The KJV had many additional words, sometimes whole additional paragraphs of content that is not found in other manuscripts. However, the amount of additionas is often overstated.

Over a period of many centuries, only about twenty-five thousand hundred words were added to the original text. The New Testament grew in size from the earliest copies to the latest copies - fourteen hundred years later - by about 2 percent. That is a remarkable stable transmission process....


Nevertheless, even twenty-five hundred words is not an insignificant amount. Furthermore, these represent only the additions. There are also hundreds of substitutions that do not add to the length of the New Testament but are nevertheless differences between earlier manuscripts and later ones. And what happened to all those hundreds of thousands of variants? .... they need to be reckoned with. (Reinventing Jesus, p. 55)
Looking at the thousands of manuscripts, there is often found many additional words and alternate words in places, between all of the different copies. How do these affect the meaning of Scripture? These issues are discussed here as they break down the variants into four main groups: spelling and nonsense errors, minor differences not affecting translations, differences that affect the meaning but are not viable, and differences that affect the meaning and are viable. They examine some of the various variants, and we see that the issue is blown out of proportion. We end up with issues that are of little concern with the overall teaching of Scripture, and we can confidently stand on the Word, and not buy into the fear that modern authors attempt to spread.

When Constantine commissioned new versions of these documents, it enabled the custodians of orthodoxy to revise, edit, and rewrite their material as they saw fit, in accordance with their tenets. It was at this point that most of the crucial alterations in the New Testament were probably made and Jesus assumed the unique status he has enjoyed ever since. The importance of Constantine's commission must not be underestimated. Of the five thousand extant early manuscript versions of the New Testament, not one predates the fourth century. The New Testament as it exists today is essentially a product of fourth-century editors and writers - custodians of orthodoxy, "adherents of the message," with vested interests to protect.
-Michael Baigent,
Richard Leigh,
and Henry Lincoln,
Holy Blood, Holy Grail, 368-369
How would you respond to such comments if someone hit you with this? That is where this book is helpful, especially since this is the type of stuff modern scholars spew forth and the everyday simple readers of this fiction will regurgitate to you. They do not know the real issues, they simply read books like Dan Brown's and the like, and believe this information as fact.

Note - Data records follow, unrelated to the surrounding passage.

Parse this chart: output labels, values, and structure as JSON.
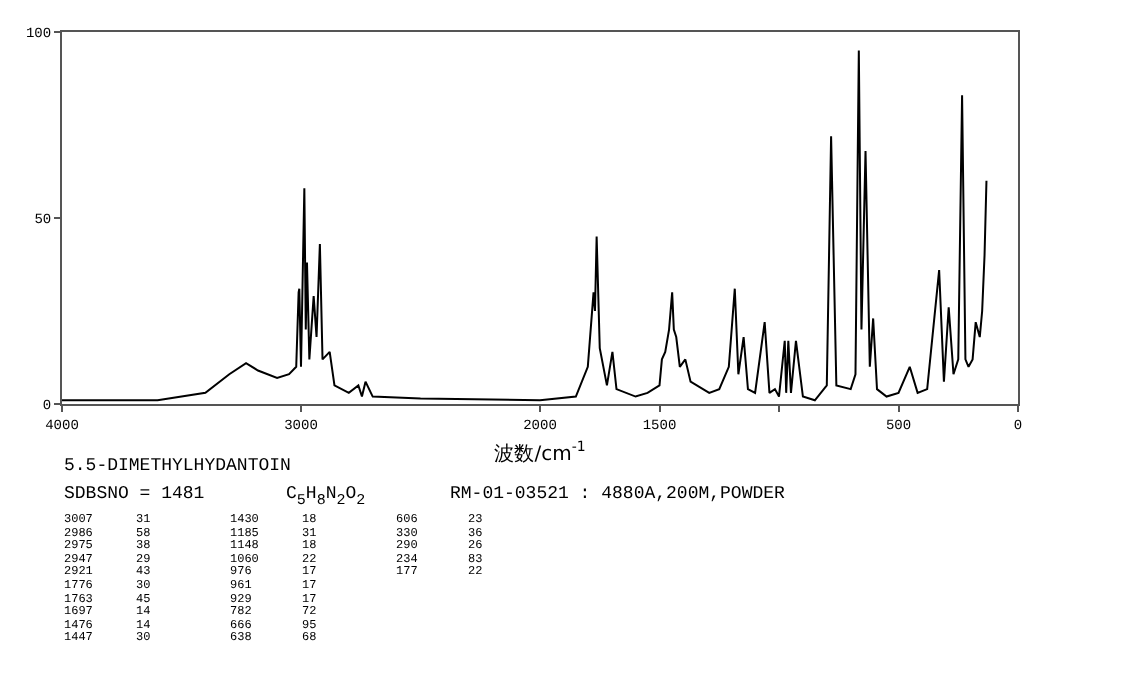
{
  "chart_data": {
    "type": "line",
    "xlabel": "波数/cm$^{-1}$",
    "x": [
      4000,
      3600,
      3400,
      3300,
      3230,
      3180,
      3100,
      3050,
      3020,
      3010,
      3007,
      3000,
      2986,
      2980,
      2975,
      2965,
      2947,
      2935,
      2921,
      2910,
      2880,
      2860,
      2800,
      2760,
      2745,
      2730,
      2700,
      2500,
      2000,
      1850,
      1800,
      1776,
      1770,
      1763,
      1750,
      1720,
      1697,
      1680,
      1600,
      1550,
      1500,
      1490,
      1476,
      1460,
      1447,
      1440,
      1430,
      1415,
      1392,
      1370,
      1292,
      1250,
      1210,
      1185,
      1170,
      1148,
      1130,
      1100,
      1060,
      1040,
      1017,
      1000,
      976,
      970,
      961,
      950,
      929,
      900,
      850,
      800,
      782,
      760,
      700,
      680,
      666,
      655,
      638,
      620,
      606,
      590,
      550,
      500,
      453,
      420,
      380,
      330,
      310,
      290,
      270,
      250,
      234,
      220,
      207,
      190,
      177,
      160,
      150,
      140,
      132
    ],
    "values": [
      1,
      1,
      3,
      8,
      11,
      9,
      7,
      8,
      10,
      30,
      31,
      10,
      58,
      20,
      38,
      12,
      29,
      18,
      43,
      12,
      14,
      5,
      3,
      5,
      2,
      6,
      2,
      1.5,
      1,
      2,
      10,
      30,
      25,
      45,
      15,
      5,
      14,
      4,
      2,
      3,
      5,
      12,
      14,
      20,
      30,
      20,
      18,
      10,
      12,
      6,
      3,
      4,
      10,
      31,
      8,
      18,
      4,
      3,
      22,
      3,
      4,
      2,
      17,
      3,
      17,
      3,
      17,
      2,
      1,
      5,
      72,
      5,
      4,
      8,
      95,
      20,
      68,
      10,
      23,
      4,
      2,
      3,
      10,
      3,
      4,
      36,
      6,
      26,
      8,
      12,
      83,
      12,
      10,
      12,
      22,
      18,
      25,
      40,
      60
    ],
    "color": "#000000",
    "xlim": [
      4000,
      0
    ],
    "xticks": [
      4000,
      3000,
      2000,
      1500,
      {
        "value": 1000,
        "label": null
      },
      500,
      0
    ],
    "ylim": [
      0,
      100
    ],
    "yticks": [
      0,
      50,
      100
    ],
    "grid": false,
    "legend": false,
    "marker": "none",
    "line_style": "solid",
    "annotations": [
      "5.5-DIMETHYLHYDANTOIN",
      "SDBSNO = 1481",
      "C$_{5}$H$_{8}$N$_{2}$O$_{2}$",
      "RM-01-03521 : 4880A,200M,POWDER",
      "3007 31",
      "2986 58",
      "2975 38",
      "2947 29",
      "2921 43",
      "1776 30",
      "1763 45",
      "1697 14",
      "1476 14",
      "1447 30",
      "1430 18",
      "1185 31",
      "1148 18",
      "1060 22",
      "976 17",
      "961 17",
      "929 17",
      "782 72",
      "666 95",
      "638 68",
      "606 23",
      "330 36",
      "290 26",
      "234 83",
      "177 22"
    ]
  }
}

The reality is that there are at least forty-eight Greek New Testament manuscripts that predate the fourth century. (Reinventing Jesus, p. 116)
This book deals with these issues, and gives detailed examples and breakdowns of doctrines affected, if any, and how these attacks are based on frivolous and false assumptions.

Part three deals with the attacks on canonizing the books of the Bible. Did the early church dismiss some books from the canon of Scripture because they did not like what was taught in some of them? Did they pick and choose what made it into the 66 books we have today based on their desired views of Jesus and the Gospel? What about these other writings and other "gospels" that exist from that time period. What about the Gnostics and their writings? This is the section I am currently in the middle of, and I will write more on this when I am done.